[Dovecot] Direct groups of users to pairs of backend servers

Tue Mar 25 21:51:47 UTC 2014

On 3/25/2014 8:18 AM, Murray Trainer wrote:
> On 25/03/14 15:06, Stan Hoeppner wrote:
>> On 3/24/2014 10:02 PM, Murray Trainer wrote:
>>> Hi All,
>>>
>>> I am using dovecot in the Director setup with multiple proxy and
>>> backend mailstores and user information stored in LDAP.  I am aware
>>> users can be directed to a single backend server.  It would be useful
>>> to be able to direct groups of users to pairs of backend servers to
>>> give some fault tolerance against NFS issues and make the whole thing
>>> more scalable.
>> Your description says you currently have a "shared nothing" storage
>> architecture.  You can't get any more scalable than that.  To enable
>> "groups of users" to be directed to "pairs of backend servers" you'll
>> need each member of the pair to mount the NFS path of the partner server.
>>
>> Then you will have two different mailbox locations to deal with.  Do you
>> have per user mailbox paths configured in LDAP?  You will have to do
>> that for this "pairing" to work.
>>
>>> Otherwise each backend mailstore will need all
>>> the NFS mounts and the whole cluster will be affected if one NFS mount
>>> has an issue.
>> The whole cluster will not be affected.  Only users whose mail in on the
>> problem mount will be affected.  This is no different that your current
>> setup in that regard.
>>
>>> I am not sure if this possible with the current
>>> dovecot implementation?  If not it would be a great enhancement.
>> So, in a nutshell, you want Dovecot to be able to overcome faults in
>> your NFS architecture because you did not build in redundancy?  Is this
>> correct?
>>
>> Why are you concerned about NFS mount failures?  Most folks running NFS
>> Dovecot clusters share a single mount with all mailboxes among all the
>> cluster nodes.  You seem to have multiple mounts, one for each backend
>> node.  If mount failures were a common occurrence, we'd see frequent
>> reports of that.  But we don't.  Did you home brew your NFS servers and
>> they're not reliable?
>>
>> Cheers,
> Hi Stan,
> 
> Sorry I didn't properly explain my setup.  
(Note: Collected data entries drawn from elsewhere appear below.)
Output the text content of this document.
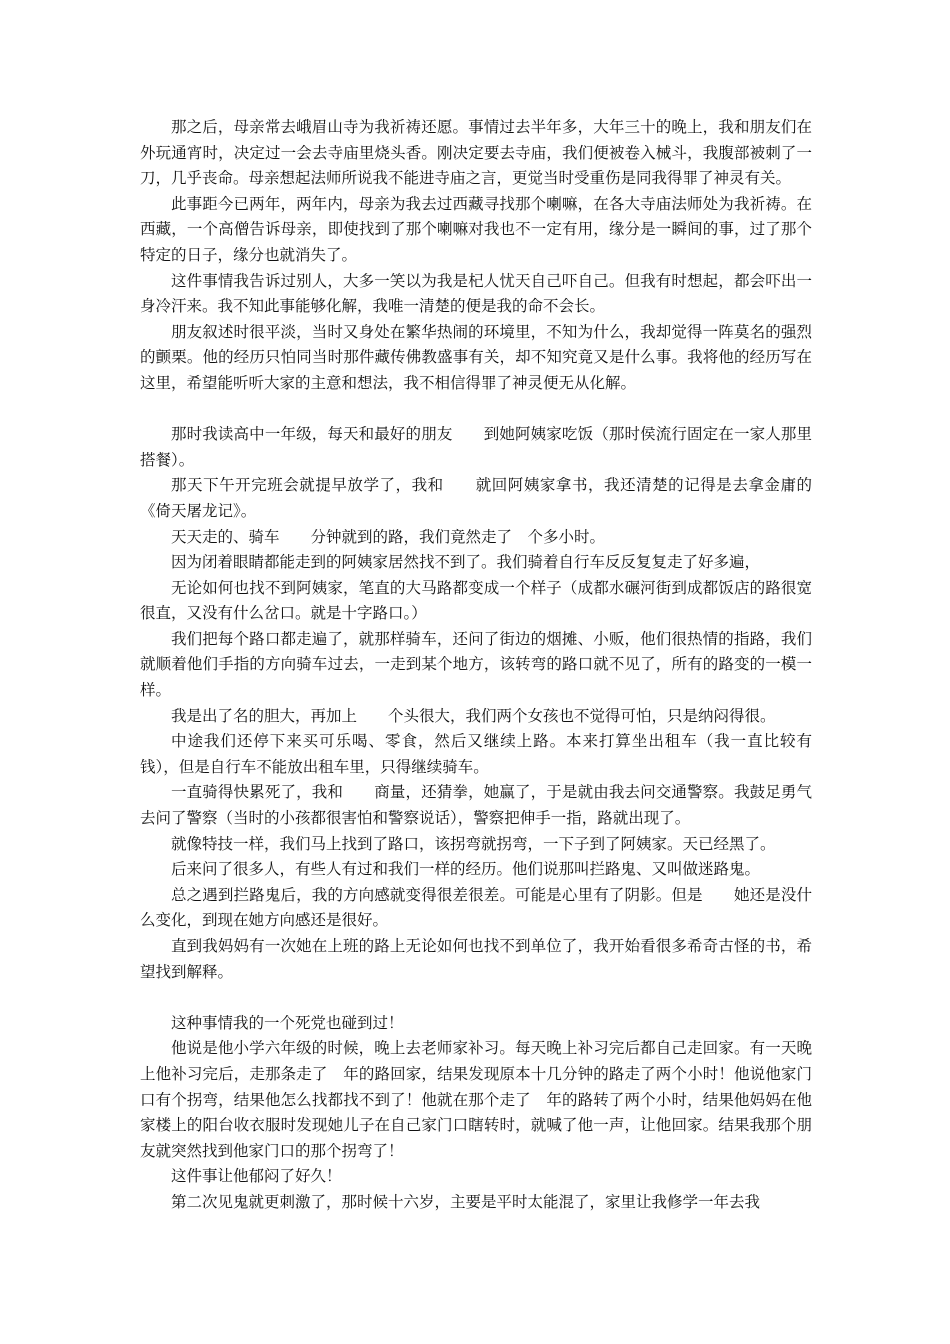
那之后，母亲常去峨眉山寺为我祈祷还愿。事情过去半年多，大年三十的晚上，我和朋友们在外玩通宵时，决定过一会去寺庙里烧头香。刚决定要去寺庙，我们便被卷入械斗，我腹部被刺了一刀，几乎丧命。母亲想起法师所说我不能进寺庙之言，更觉当时受重伤是同我得罪了神灵有关。

此事距今已两年，两年内，母亲为我去过西藏寻找那个喇嘛，在各大寺庙法师处为我祈祷。在西藏，一个高僧告诉母亲，即使找到了那个喇嘛对我也不一定有用，缘分是一瞬间的事，过了那个特定的日子，缘分也就消失了。

这件事情我告诉过别人，大多一笑以为我是杞人忧天自己吓自己。但我有时想起，都会吓出一身冷汗来。我不知此事能够化解，我唯一清楚的便是我的命不会长。

朋友叙述时很平淡，当时又身处在繁华热闹的环境里，不知为什么，我却觉得一阵莫名的强烈的颤栗。他的经历只怕同当时那件藏传佛教盛事有关，却不知究竟又是什么事。我将他的经历写在这里，希望能听听大家的主意和想法，我不相信得罪了神灵便无从化解。

那时我读高中一年级，每天和最好的朋友　　到她阿姨家吃饭（那时侯流行固定在一家人那里搭餐）。

那天下午开完班会就提早放学了，我和　　就回阿姨家拿书，我还清楚的记得是去拿金庸的《倚天屠龙记》。

天天走的、骑车　　分钟就到的路，我们竟然走了　个多小时。

因为闭着眼睛都能走到的阿姨家居然找不到了。我们骑着自行车反反复复走了好多遍，

无论如何也找不到阿姨家，笔直的大马路都变成一个样子（成都水碾河街到成都饭店的路很宽很直，又没有什么岔口。就是十字路口。）

我们把每个路口都走遍了，就那样骑车，还问了街边的烟摊、小贩，他们很热情的指路，我们就顺着他们手指的方向骑车过去，一走到某个地方，该转弯的路口就不见了，所有的路变的一模一样。

我是出了名的胆大，再加上　　个头很大，我们两个女孩也不觉得可怕，只是纳闷得很。

中途我们还停下来买可乐喝、零食，然后又继续上路。本来打算坐出租车（我一直比较有钱），但是自行车不能放出租车里，只得继续骑车。

一直骑得快累死了，我和　　商量，还猜拳，她赢了，于是就由我去问交通警察。我鼓足勇气去问了警察（当时的小孩都很害怕和警察说话），警察把伸手一指，路就出现了。

就像特技一样，我们马上找到了路口，该拐弯就拐弯，一下子到了阿姨家。天已经黑了。

后来问了很多人，有些人有过和我们一样的经历。他们说那叫拦路鬼、又叫做迷路鬼。

总之遇到拦路鬼后，我的方向感就变得很差很差。可能是心里有了阴影。但是　　她还是没什么变化，到现在她方向感还是很好。

直到我妈妈有一次她在上班的路上无论如何也找不到单位了，我开始看很多希奇古怪的书，希望找到解释。

这种事情我的一个死党也碰到过！

他说是他小学六年级的时候，晚上去老师家补习。每天晚上补习完后都自己走回家。有一天晚上他补习完后，走那条走了　年的路回家，结果发现原本十几分钟的路走了两个小时！他说他家门口有个拐弯，结果他怎么找都找不到了！他就在那个走了　年的路转了两个小时，结果他妈妈在他家楼上的阳台收衣服时发现她儿子在自己家门口瞎转时，就喊了他一声，让他回家。结果我那个朋友就突然找到他家门口的那个拐弯了！

这件事让他郁闷了好久！

第二次见鬼就更刺激了，那时候十六岁，主要是平时太能混了，家里让我修学一年去我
>>>> The backend mailstores each have the same set of 5 NFS mounts from 
>>>> EMC VNX storage where the mailboxes are located...  

>>>> There is no relation between the number of NFS
>>>> mounts and backend mailstores.  

Surely you see the contradiction here.

You're talking in present tense.  Have you already set this up, or is
this 5 mounts per mailbox host simply a potential architectural idea
right now?

> We are talking about migrating a large
> amount of users and mailboxes - 100,000+ and 50TB+ and don't want to put
> that all on one NFS filesystem.  We want to break it down into redundant
> parts so that all the mailstores don't stop functioning  if there is a
> problem with the one NFS filesystem. 

Sounds reasonable.  But you just traded horses, going from "mount point
down" to "NFS filesystem" problem.  By that do you mean the actual EMC
proprietary filesystem that is exported?  Filesystem as in run fsck if
broken?  And if so, you're simply wanting to mirror those filesystems
within the EMC, create a different export for each, and have two servers
in a "pair" each mount one of these mirrored filesystems?

Never heard of such a thing...

> Our NFS storage should be pretty
> reliable but the email below on this list about a week ago made me
> concerned about all our mailstores hanging if there is a problem with
> one of the NFS mounts.  

Mounts are client side.  Exports are server side.  If a mount hangs only
that client host has a problem.  Are you concerned about a mount failing
or an export failing?

> Hence the query about breaking up the NFS mounts
> into groups per pair of mailstores.  

You need to explain this concept in technical detail.  As stated it
makes no sense, because both NFSv3 and v4 support export failover.
Surely the EMC supports this.  Actually, in v4 mode, is -must- because
it's part of the protocol itself.

> We will eventually set mail servers
> and redundant EMC storage between separate data centres and use pNFS
> which will make the whole thing more fault tolerant but that won't
> happen for a while.
> 
> Thanks for your response.
>
> Murray
> 
>> [Dovecot] NFS not responding generates authantication crash
>>I am facing dovecot authentication problems caused by unresponding NFS
>>server. If there is even short break in communication with NFS server
>>keeping maildirs, the dovecot generates the avalanche of processes
>>(dovecot/imap and dovecot/pop3). The real number of connections was
> about 50
>>and after the problems occurs it rises to 1000. After about 3 hours the
>>limit of connections is filled up:
>>dovecot: master: Warning: service(auth): client_limit (1000) reached,
>>client connections are being dropped
>>and next:
>>imap-login: Warning: Auth process not responding, delayed sending greeting
>>pop3-login: Warning: Error sending handshake to auth server: Broken pipe
>>imap-login: Warning: Error sending handshake to auth server: Broken pipe

NFSv4 has a 90 second failover grace period.  If the user above was
using NFSv4 clustering this breakage would not have happened, at least
not to this degree.

Cheers,

Stan